The problem with coups is that no matter what they are called, they are brutal. States of emergency are intended to be of short duration, but if such a state is really masking a coup, then one is talking of something which is intended to have durability. And inevitably, however low key such a turn of events might start out, in order for those in power to maintain control more and more force – and violence – has to be employed as time goes on and as they meet more resistance. Not just opposition members, but anyone with an independent voice would be liable to arrest, the free media would be subject to censorship, if not closed down, independent organisations would be suspect and citizens generally would live in fear. Surely this is not the kind of independence an earlier generation fought the colonialists for?

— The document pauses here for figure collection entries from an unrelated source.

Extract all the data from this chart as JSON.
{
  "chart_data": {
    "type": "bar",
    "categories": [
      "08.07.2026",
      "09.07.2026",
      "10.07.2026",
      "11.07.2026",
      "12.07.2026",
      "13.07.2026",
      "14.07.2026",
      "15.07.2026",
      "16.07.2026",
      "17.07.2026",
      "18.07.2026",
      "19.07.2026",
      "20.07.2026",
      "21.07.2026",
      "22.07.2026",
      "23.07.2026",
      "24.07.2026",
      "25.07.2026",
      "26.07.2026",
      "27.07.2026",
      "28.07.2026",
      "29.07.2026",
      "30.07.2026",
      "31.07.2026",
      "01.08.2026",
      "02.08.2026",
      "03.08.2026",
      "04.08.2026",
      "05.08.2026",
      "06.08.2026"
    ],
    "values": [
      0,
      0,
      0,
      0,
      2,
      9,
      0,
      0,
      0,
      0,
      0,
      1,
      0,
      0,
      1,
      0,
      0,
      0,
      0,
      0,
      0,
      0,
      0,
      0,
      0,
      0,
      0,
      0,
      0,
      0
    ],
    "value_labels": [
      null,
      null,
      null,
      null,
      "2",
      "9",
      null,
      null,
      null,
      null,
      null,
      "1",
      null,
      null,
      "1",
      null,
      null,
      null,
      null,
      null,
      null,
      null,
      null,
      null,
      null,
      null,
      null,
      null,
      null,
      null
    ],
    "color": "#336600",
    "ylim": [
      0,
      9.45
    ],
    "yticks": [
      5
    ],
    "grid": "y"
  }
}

In addition to the effects of international sanctions mentioned above, it should be added that Guyana would become an outcast in the councils of nations; it would be suspended from Caricom and would lose the headquarters of that organisation, and it would also be suspended from the Commonwealth and come under the scrutiny of the OAS. Our reputation would never have been so low.
Within the country the de facto President would have destroyed his party – as it is, it may never recover – done incalculable damage to race relations, and they are already in the worst state they have been for a long time, and also inflicted enormous injury on his favourite institution, the GDF, which would pay a heavy price for engaging in political adventurism.
There are those of various ideologies and persuasions who believe that history is driven by forces of one kind or another, and not by individuals. It is hard to apply that to Guyana, where individuals and their decisions at critical junctures have so obviously affected the evolution of our narrative. And so it is today, where the decision of one man can determine our future for good or ill. David Arthur Granger holds history in his hands. For the sake of his party, his country and all our tomorrows, let him choose wisely.